I guess as a group of women we are fairly typical. We range in age from 55 to 66 to me, the oldest at 77. Two of us are divorced and one is quite recently widowed. We all still work for ourselves which gives the necessary flexibility and funds. I have been friends with one of my holiday companions for over thirty years, but the younger one I met at Heathrow for our departing flight. We are all quite different but that has worked as an advantage rather than the opposite. For instance, the others tend to start early (larks!) and like to do lots of exploring and trips, and one turns into a pumpkin at about 9.30 pm. I slowly emerge in the mornings, prefer to read and paint and am still going strong up to midnight when, fortunately, the non-pumpkin and I can watch a film or play a fiendish game of Scrabble, or do both.
Fortunately, we have largely agreed on most things including our accommodation and where we have stayed. The first week was in Soufriere in a very beautiful new villa high up in the lush green vegetation typical of the area. It was approached via a mile or so of rutted track over which we bounced in a large four-wheel drive SUV. Any thoughts of hiring a small car were quickly abandoned in favour of taxis for meals out and sightseeing. We had two very memorable meals overlooking the famous Pitons and the setting sun at Darsheen and The Mango Tree.
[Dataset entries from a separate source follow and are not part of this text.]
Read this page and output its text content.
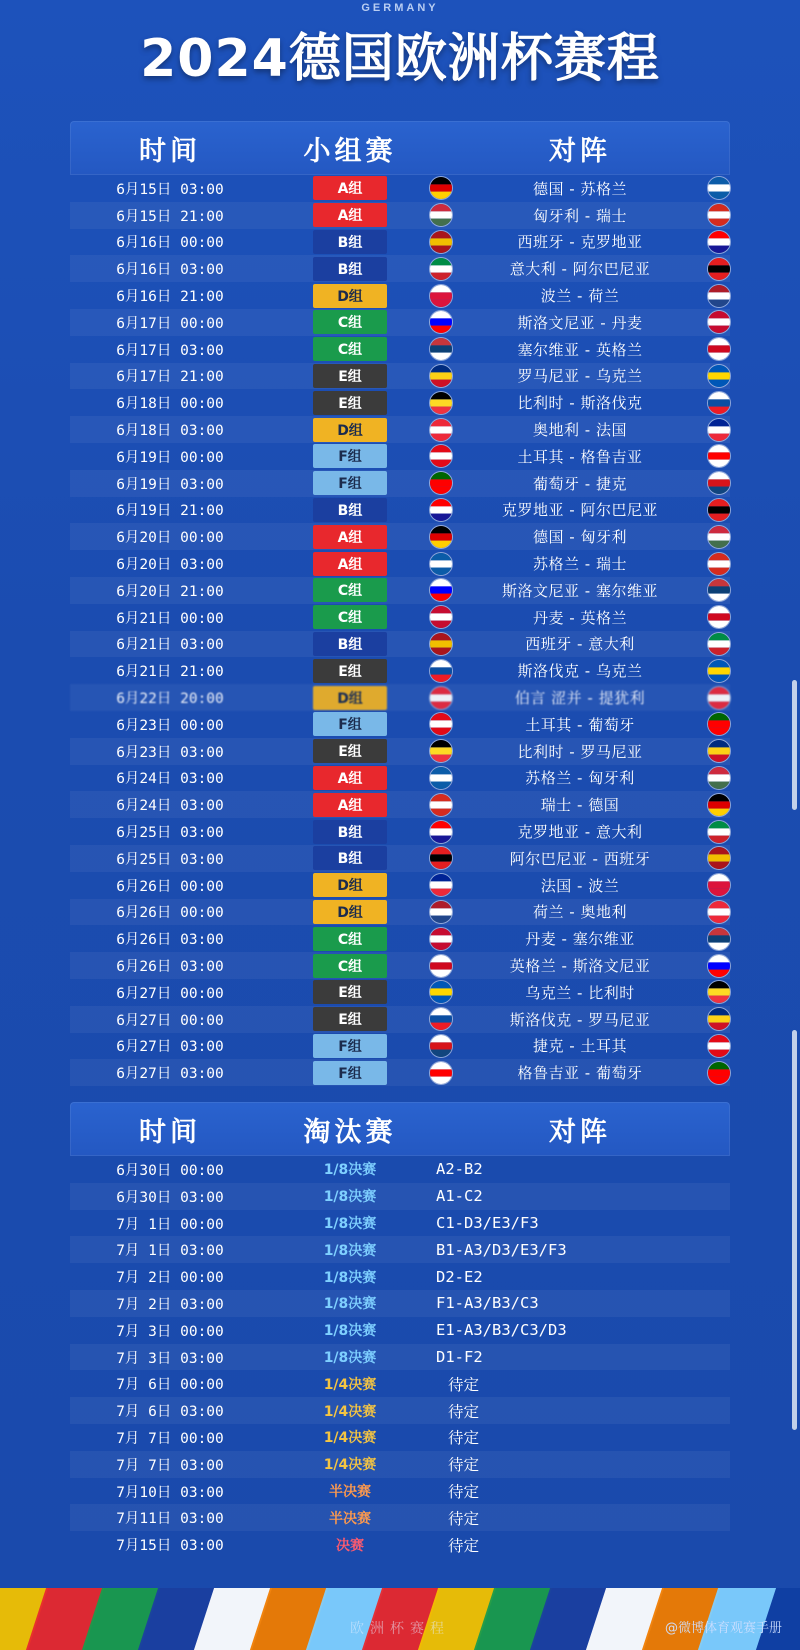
GERMANY
2024德国欧洲杯赛程
时间	小组赛	对阵
6月15日 03:00	A组	德国 - 苏格兰
6月15日 21:00	A组	匈牙利 - 瑞士
6月16日 00:00	B组	西班牙 - 克罗地亚
6月16日 03:00	B组	意大利 - 阿尔巴尼亚
6月16日 21:00	D组	波兰 - 荷兰
6月17日 00:00	C组	斯洛文尼亚 - 丹麦
6月17日 03:00	C组	塞尔维亚 - 英格兰
6月17日 21:00	E组	罗马尼亚 - 乌克兰
6月18日 00:00	E组	比利时 - 斯洛伐克
6月18日 03:00	D组	奥地利 - 法国
6月19日 00:00	F组	土耳其 - 格鲁吉亚
6月19日 03:00	F组	葡萄牙 - 捷克
6月19日 21:00	B组	克罗地亚 - 阿尔巴尼亚
6月20日 00:00	A组	德国 - 匈牙利
6月20日 03:00	A组	苏格兰 - 瑞士
6月20日 21:00	C组	斯洛文尼亚 - 塞尔维亚
6月21日 00:00	C组	丹麦 - 英格兰
6月21日 03:00	B组	西班牙 - 意大利
6月21日 21:00	E组	斯洛伐克 - 乌克兰
6月22日 20:00	D组	伯言 涩并 - 提犹利
6月23日 00:00	F组	土耳其 - 葡萄牙
6月23日 03:00	E组	比利时 - 罗马尼亚
6月24日 03:00	A组	苏格兰 - 匈牙利
6月24日 03:00	A组	瑞士 - 德国
6月25日 03:00	B组	克罗地亚 - 意大利
6月25日 03:00	B组	阿尔巴尼亚 - 西班牙
6月26日 00:00	D组	法国 - 波兰
6月26日 00:00	D组	荷兰 - 奥地利
6月26日 03:00	C组	丹麦 - 塞尔维亚
6月26日 03:00	C组	英格兰 - 斯洛文尼亚
6月27日 00:00	E组	乌克兰 - 比利时
6月27日 00:00	E组	斯洛伐克 - 罗马尼亚
6月27日 03:00	F组	捷克 - 土耳其
6月27日 03:00	F组	格鲁吉亚 - 葡萄牙
时间	淘汰赛	对阵
6月30日 00:00	1/8决赛	A2-B2
6月30日 03:00	1/8决赛	A1-C2
7月 1日 00:00	1/8决赛	C1-D3/E3/F3
7月 1日 03:00	1/8决赛	B1-A3/D3/E3/F3
7月 2日 00:00	1/8决赛	D2-E2
7月 2日 03:00	1/8决赛	F1-A3/B3/C3
7月 3日 00:00	1/8决赛	E1-A3/B3/C3/D3
7月 3日 03:00	1/8决赛	D1-F2
7月 6日 00:00	1/4决赛	待定
7月 6日 03:00	1/4决赛	待定
7月 7日 00:00	1/4决赛	待定
7月 7日 03:00	1/4决赛	待定
7月10日 03:00	半决赛	待定
7月11日 03:00	半决赛	待定
7月15日 03:00	决赛	待定
欧洲杯赛程	@微博体育观赛手册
After a week we moved north to a villa overlooking the harbour at Rodney Bay. This has also been a great success and we have beautiful accommodation with large rooms on three floors all with generous balconies and a veranda where I am currently writing this. Shopping in the local supermarkets has been a fun part of the trip as has catering for three women with very particular dietary requirements! We joked in the first week that a Venn diagram of our food preferences would only have about two or three items overlapping in the centre (mostly chocolate) which we would all eat. Sounds like a nightmare but it really isn’t and, believe it or not, the local Massy supermarket stocks a fair amount of Waitrose branded produce. The only thing we can’t seem to get is yoghurt that isn't a) flavoured b) low fat and c) full of sugar.
I started this overlooking Rodney Bay and am ending it overlooking my wintery Wimbledon garden. Back to earth and back to reality. But March and the promise of spring is only a week away and the days are slowly and noticeably lengthening once again. Having seen and experienced the warm sunshine on my skin for two weeks has made all the difference and underlined why it’s so beneficial to have a break from routine, to experience a different landscape and meet some delightful people who have made our stay both enjoyable and memorable.
This is the essence of what it means to ‘get away from it all’ even though we know that it is short-lived and essentially ephemeral. But, as a fridge magnet in our villa said “The sand may brush off and the tans may fade but the memories will last forever.” So trite yet so true.